Texas Gov. Rick Perry said that "it's time for this country to have a real debate about foreign aid."
And Rep. Ron Paul of Texas, saying foreign aid "should be the easiest thing to cut," even urged an end to the roughly $3 billion a year that goes to Israel, saying it makes the staunch ally dependent on the United States.
"It's not authorized in the Constitution that we can take money from you and give it to particular countries around the world," Paul said, again to applause.
These claims came a month after a failed Republican-led effort in Congress to eliminate $1.9 billion in foreign aid in order to fund disaster relief, and 10 weeks after most GOP lawmakers accepted a debt-ceiling deal that could impose $600 billion in military cuts. Those trying to cut foreign aid included Republican Sen. Jim DeMint, South Carolina's other senator.
Robert Gallucci, a former assistant secretary of state who's held top diplomatic posts under Democratic and Republican presidents, said President George W. Bush's invasions and occupations of Afghanistan and Iraq have made Americans wary of helping fledgling governments in Libya, Egypt and other Arab Spring hubs where Graham wants to direct U.S. aid.
"In both places, we ended up in the business of nation-building, which is trying to shape a country to make it democratic and safe with an open economy," Gallucci said. "You can't really say that we've been spectacularly successful as yet. So it's going to be a difficult case to make."
Graham recently returned from Libya, where he met with leaders of the new government that replaced dictator Moammar Gadhafi. Graham said this month that modest amounts of aid for pro-democracy forces in the Arab Spring revolts could yield huge dividends for the United States.
"This is a good example of where getting in on the ground floor and forming personal relationships can pay off," Graham told McClatchy. "Oil coming from an ally rather than an enemy who sponsors terrorism is a dramatic improvement in our economic and national security."
Graham has been influenced by CIA Director David Petraeus, the former general who led the wars in Iraq and then Afghanistan but expanded their focus beyond military operations.
After Graham assumed his appropriations post, Petraeus wrote him a letter stressing the importance of protecting money for civilian and diplomatic outreach.
"This is a national security issue," Petraeus testified to Congress in March. "It's not just a foreign aid issue."

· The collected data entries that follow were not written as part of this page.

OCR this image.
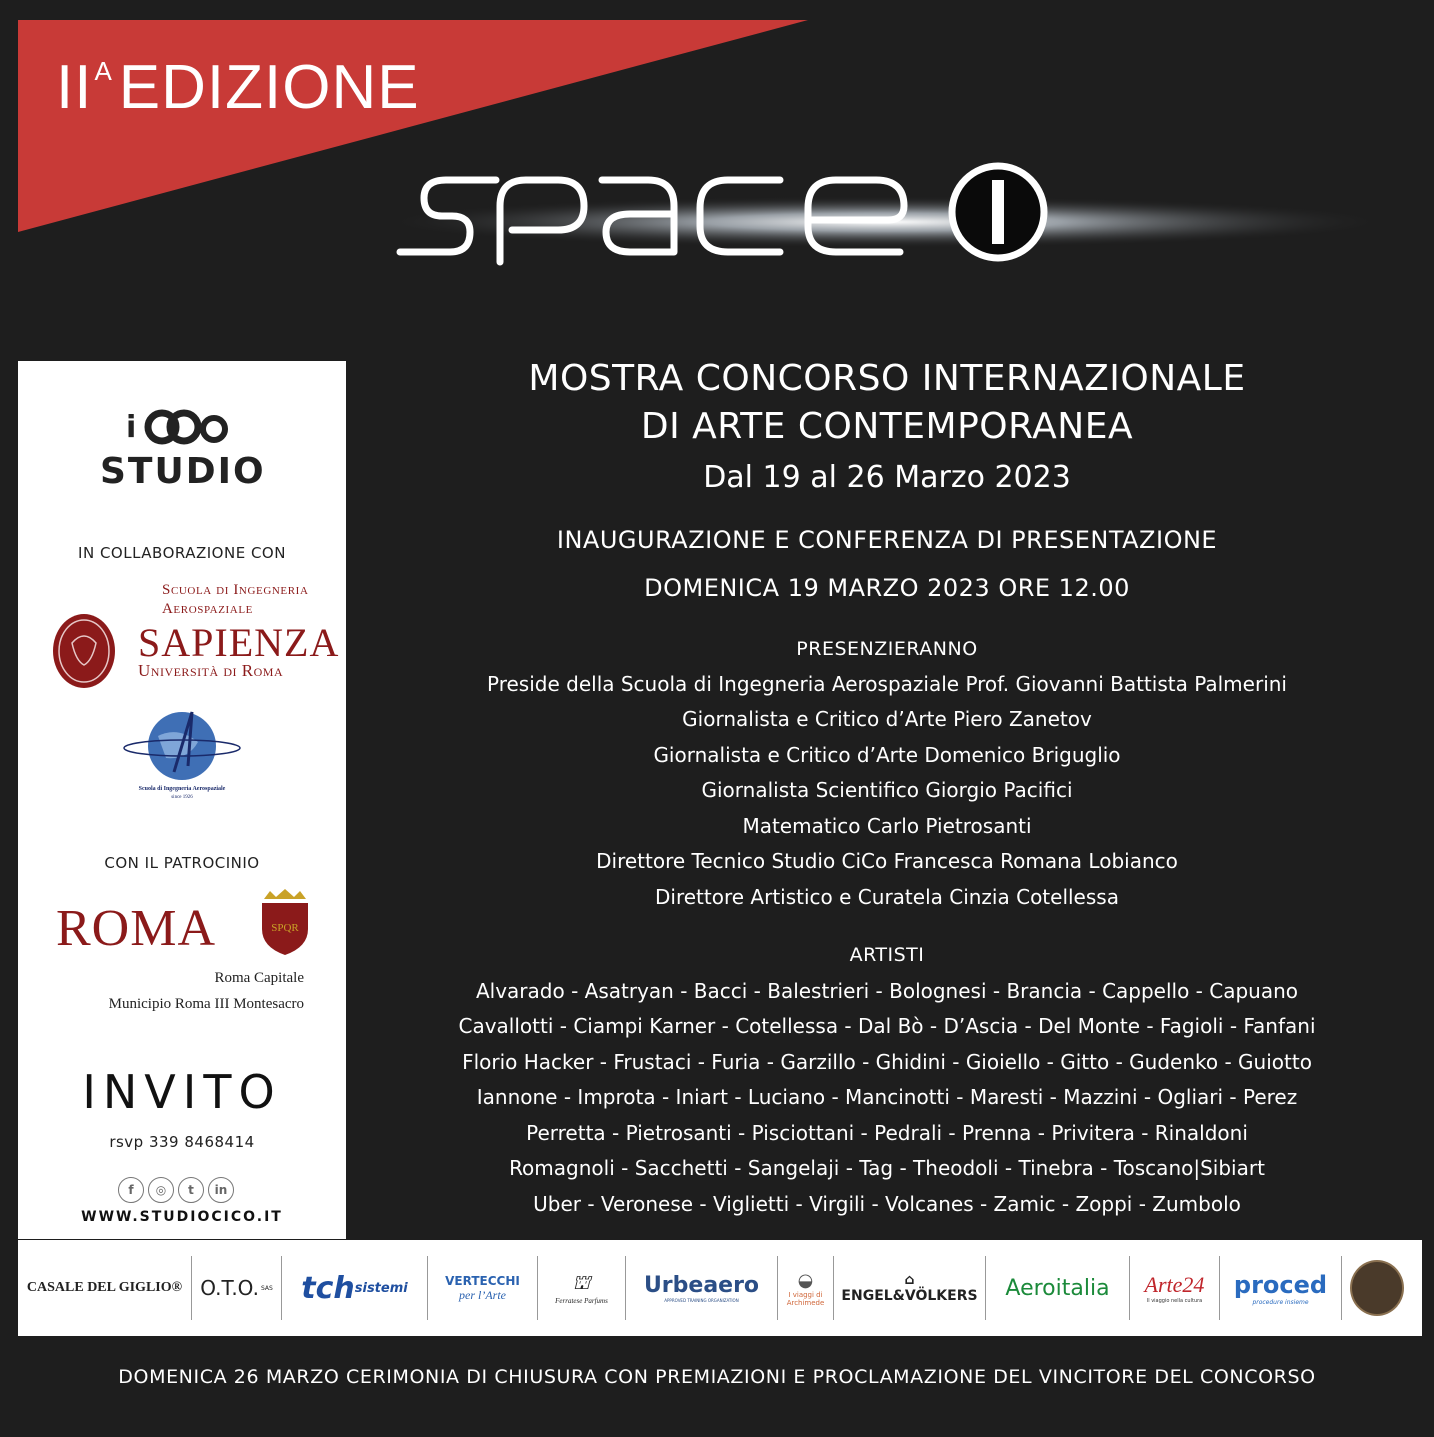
$II^AEDIZIONE$
i
STUDIO
IN COLLABORAZIONE CON
Scuola di Ingegneria
Aerospaziale
SAPIENZA
Università di Roma
Scuola di Ingegneria Aerospaziale
since 1926
CON IL PATROCINIO
ROMA	SPQR
Roma Capitale
Municipio Roma III Montesacro
INVITO
rsvp 339 8468414
f	◎	t	in
WWW.STUDIOCICO.IT
MOSTRA CONCORSO INTERNAZIONALE
DI ARTE CONTEMPORANEA
Dal 19 al 26 Marzo 2023
INAUGURAZIONE E CONFERENZA DI PRESENTAZIONE
DOMENICA 19 MARZO 2023 ORE 12.00
PRESENZIERANNO
Preside della Scuola di Ingegneria Aerospaziale Prof. Giovanni Battista Palmerini
Giornalista e Critico d’Arte Piero Zanetov
Giornalista e Critico d’Arte Domenico Briguglio
Giornalista Scientifico Giorgio Pacifici
Matematico Carlo Pietrosanti
Direttore Tecnico Studio CiCo Francesca Romana Lobianco
Direttore Artistico e Curatela Cinzia Cotellessa
ARTISTI
Alvarado - Asatryan - Bacci - Balestrieri - Bolognesi - Brancia - Cappello - Capuano
Cavallotti - Ciampi Karner - Cotellessa - Dal Bò - D’Ascia - Del Monte - Fagioli - Fanfani
Florio Hacker - Frustaci - Furia - Garzillo - Ghidini - Gioiello - Gitto - Gudenko - Guiotto
Iannone - Improta - Iniart - Luciano - Mancinotti - Maresti - Mazzini - Ogliari - Perez
Perretta - Pietrosanti - Pisciottani - Pedrali - Prenna - Privitera - Rinaldoni
Romagnoli - Sacchetti - Sangelaji - Tag - Theodoli - Tinebra - Toscano|Sibiart
Uber - Veronese - Viglietti - Virgili - Volcanes - Zamic - Zoppi - Zumbolo
CASALE DEL GIGLIO® O.T.O. SAS tch sistemi	VERTECCHI
per l’Arte
⛫
Ferratese Parfums
Urbeaero
APPROVED TRAINING ORGANIZATION
◒
I viaggi di Archimede
⌂
ENGEL&VÖLKERS	Aeroitalia	Arte24
Il viaggio nella cultura
proced
procedure insieme
DOMENICA 26 MARZO CERIMONIA DI CHIUSURA CON PREMIAZIONI E PROCLAMAZIONE DEL VINCITORE DEL CONCORSO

In the Senate, Graham's trying to help protect the $53.3 billion that the Senate Appropriations Committee approved last month for foreign operations in 2012, the same amount as current funding.
That total is a pittance — one-half of 1 percent — of the Pentagon's almost $1 trillion budget, but without widespread support on Capitol Hill, Graham knows foreign aid will be an easy target for spending cuts.
He also understands, he said, that his work won't help him politically in South Carolina, among the most conservative states.
"In South Carolina, being subcommittee (senior Republican) of the foreign ops account is about as popular as a toothache," Graham said. "That's not the road for electoral popularity, but it is something I'm interested in."